With tax season approaching, I thought I might share some of the tax issues that can arise up during separations and divorce. Most tax issues arise in family law as a result of the division of family property. Your family lawyer should advise you that there may be a tax issue that will arise from your separation, at which point you should consult a tax expert.

Registered vs. Non-Registered Assets: When dividing the assets that have accumulated over the course of a relationship, couples are confronted with decisions about who will keep which assets. If a couple owns a house and some RRSPs, it will often make sense for one party to remain in the house and buy out the other party’s interest as well as letting the other party keep the RRSPs (this assumes the value of one-half of the house is greater than the value of the RRSPs).

When making decisions like this, care should be taken to consider whether the RRSPs will be used in retirement, or used prior to that by the party who keeps them. If it is likely they will be used beforehand (to purchase a new house, for instance) consider the tax consequences of withdrawing the funds from the plan and advise the lawyer preparing the separation agreement accordingly – a different division of assets could make more sense.

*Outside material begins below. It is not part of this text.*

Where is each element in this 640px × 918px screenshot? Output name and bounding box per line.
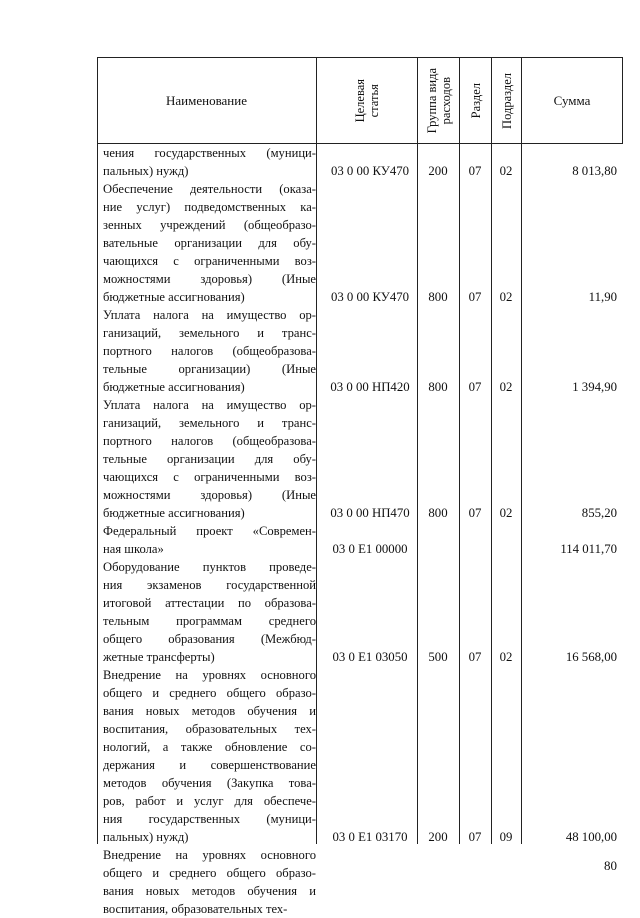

Note that funds from RRSPs can be transferred from one spouse to another by way of a tax-free rollover, so if one party has an RRSP worth more than the other party, the RRSPs can be equalized as part of the terms of the divorce

Corporations: Shares in corporations owned by a spouse will usually be considered family property and will thus be subject to division upon separation. Valuing the shares or portion of the shares which will be considered family property is best done by a business valuation professional.

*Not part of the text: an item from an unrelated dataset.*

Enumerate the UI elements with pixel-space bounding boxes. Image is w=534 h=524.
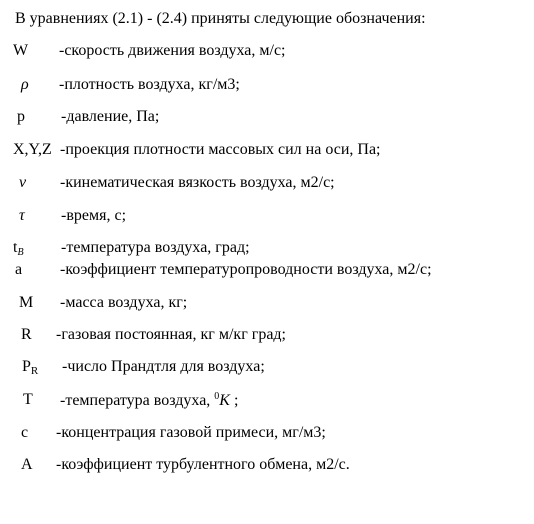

The simplest way to deal with shares in a corporation which one party owns or operates is to transfer all the shares to the party who will continue to own or operate the corporation and have that party compensate the other party out of the remaining family assets. A tax expert should again be consulted here, as the parties should consider the impact of a capital gain (or loss) realization as part of this transfer. If there are not enough remaining family assets to accomplish this, then matters can become more complicated.

Spouses are related parties as defined by the Income Tax Act, so in cases like these they are permitted to divide the corporation into two corporations by way of what is called a “butterfly” reorganization. After this procedure is performed, each spouse should own one corporation and the assets of the original corporation will have been divided between them.

Sometimes spouses will opt to hold onto the shares in a corporation owned or operated by their former spouse. I do not recommend this approach, as continuing to be involved in a business of one’s former spouse can involve unpleasant and expensive supervision of the activities of the business.

Support Payments: While child support payments are not deductible for the payor or taxable for the recipient, periodic spousal support payments are.

While spouses are separating, certain expenses usually need to continue being paid and interim support arrangements are often put into place. There is often a temptation to agree that the payor spouse pay some expenses in lieu of making actual spousal support payments to the recipient. Such arrangements can have negative tax consequences, as the CRA will likely not interpret these arrangements as meeting their definition of tax-deductible spousal support payments, even if the separating parties agree to treat them as such.

In short: the greater the amount and variety of assets that two spouses have when separating, the greater the need for tax advice when considering the terms of separation. While most family lawyers are familiar enough with tax law to know when there is an issue, family lawyers are not tax experts. It is important to have a tax professional available to provide advice to both you and your lawyer when separating.